BackgroundPreeclampsia (PE) poses significant diagnostic and therapeutic challenges. This study aims to identify novel genes for potential diagnostic and therapeutic targets, illuminating the immune mechanisms involved. MethodsThree GEO datasets were analyzed, merging two for training set, and using the third for external validation. Intersection analysis of differentially expressed genes (DEGs) and WGCNA highlighted candidate genes. These were further refined through LASSO, SVM-RFE, and RF algorithms to identify diagnostic hub genes. Diagnostic efficacy was assessed using ROC curves. A predictive nomogram and fully Connected Neural Network (FCNN) were developed for PE prediction. ssGSEA and correlation analysis were employed to investigate the immune landscape. Further validation was provided by qRT-PCR on human placental samples. ResultFive biomarkers were identified with validation AUCs: CGB5 (0.663, 95% CI: 0.577-0.750), LEP (0.850, 95% CI: 0.792-0.908), LRRC1 (0.797, 95% CI: 0.728-0.867), PAPPA2 (0.839, 95% CI: 0.775-0.902), and SLC20A1 (0.811, 95% CI: 0.742-0.880), all of which are involved in key biological processes. The nomogram showed strong predictive power (C-index 0.873), while FCNN achieved an optimal AUC of 0.911 (95% CI: 0.732-1.000) in five-fold cross-validation. Immune infiltration analysis revealed the importance of T cell subsets, neutrophils, and NK cells in PE, linking these genes to immune mechanisms underlying PE pathogenesis. ConclusionCGB5, LEP, LRRC1, PAPPA2, and SLC20A1 are validated as key diagnostic biomarkers for PE. Nomogram and FCNN could credibly predict PE. Their association with immune infiltration underscores the crucial role of immune responses in PE pathogenesis.

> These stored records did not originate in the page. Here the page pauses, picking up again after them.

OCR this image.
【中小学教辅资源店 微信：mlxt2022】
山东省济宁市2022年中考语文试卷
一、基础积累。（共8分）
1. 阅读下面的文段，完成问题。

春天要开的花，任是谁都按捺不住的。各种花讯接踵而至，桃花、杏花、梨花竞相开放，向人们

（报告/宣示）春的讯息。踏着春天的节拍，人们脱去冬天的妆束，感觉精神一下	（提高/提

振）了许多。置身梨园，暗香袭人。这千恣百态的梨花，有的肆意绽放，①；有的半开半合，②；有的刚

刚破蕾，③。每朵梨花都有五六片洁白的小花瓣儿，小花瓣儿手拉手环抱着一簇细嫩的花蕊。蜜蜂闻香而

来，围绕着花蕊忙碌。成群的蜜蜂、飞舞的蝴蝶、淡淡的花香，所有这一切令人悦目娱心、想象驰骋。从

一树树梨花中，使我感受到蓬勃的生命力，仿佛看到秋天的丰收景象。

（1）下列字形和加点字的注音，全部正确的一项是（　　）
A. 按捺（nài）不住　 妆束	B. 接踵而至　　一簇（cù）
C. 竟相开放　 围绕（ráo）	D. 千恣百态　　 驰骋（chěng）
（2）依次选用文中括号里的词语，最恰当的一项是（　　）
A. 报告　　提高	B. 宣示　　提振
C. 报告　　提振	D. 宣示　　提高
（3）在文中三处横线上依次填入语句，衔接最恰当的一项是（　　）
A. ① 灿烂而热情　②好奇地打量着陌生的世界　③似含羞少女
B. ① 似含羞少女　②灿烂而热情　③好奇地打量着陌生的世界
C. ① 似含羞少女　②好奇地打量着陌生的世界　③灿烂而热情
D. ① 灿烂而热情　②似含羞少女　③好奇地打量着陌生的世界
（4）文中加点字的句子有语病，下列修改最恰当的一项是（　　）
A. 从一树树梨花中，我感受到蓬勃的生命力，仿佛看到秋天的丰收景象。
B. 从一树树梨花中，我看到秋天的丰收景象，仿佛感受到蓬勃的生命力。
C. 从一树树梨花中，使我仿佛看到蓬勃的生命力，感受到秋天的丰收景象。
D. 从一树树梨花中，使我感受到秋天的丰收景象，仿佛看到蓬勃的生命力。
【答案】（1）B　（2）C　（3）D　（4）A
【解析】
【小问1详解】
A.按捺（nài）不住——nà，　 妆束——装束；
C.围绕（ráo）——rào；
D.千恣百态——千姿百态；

【背景】子痫前期（Preeclampsia, PE）面临显著的诊疗挑战。本研究旨在筛选可作为潜在诊疗靶点的新型基因，阐明子痫前期发生的免疫机制。 【方法】本研究分析了3个基因表达综合（GEO）数据集，将其中2个合并作为训练集，剩余1个用作外部验证集。通过差异表达基因（differentially expressed genes, DEGs）与加权基因共表达网络分析（WGCNA）的交集分析筛选候选基因，进一步借助最小绝对收缩和选择算子（LASSO）、支持向量机-递归特征消除（SVM-RFE）及随机森林（RF）算法进行筛选，以确定诊断核心基因。采用受试者工作特征（ROC）曲线评估诊断效能，构建预测列线图与全连接神经网络（FCNN）用于子痫前期预测。运用单样本基因集富集分析（ssGSEA）与相关分析探究免疫微环境特征，并通过人类胎盘样本的实时定量聚合酶链反应（qRT-PCR）进行进一步验证。 【结果】本研究共筛选得到5个生物标志物，其验证受试者工作特征曲线下面积（AUC）分别为：CGB5（0.663，95%置信区间：0.577~0.750）、LEP（0.850，95%置信区间：0.792~0.908）、LRRC1（0.797，95%置信区间：0.728~0.867）、PAPPA2（0.839，95%置信区间：0.775~0.902）及SLC20A1（0.811，95%置信区间：0.742~0.880），上述标志物均参与关键生物学过程。该预测列线图表现出优异的预测性能（C指数为0.873），全连接神经网络在五折交叉验证中获得最优AUC值0.911（95%置信区间：0.732~1.000）。免疫浸润分析揭示了T细胞亚群、中性粒细胞及自然杀伤（NK）细胞在子痫前期中的重要作用，将上述基因与子痫前期发病的免疫机制建立关联。 【结论】CGB5、LEP、LRRC1、PAPPA2及SLC20A1被验证为子痫前期的关键诊断生物标志物。预测列线图与全连接神经网络可可靠预测子痫前期发病风险，上述基因与免疫浸润的关联进一步证实了免疫应答在子痫前期发病机制中的核心作用。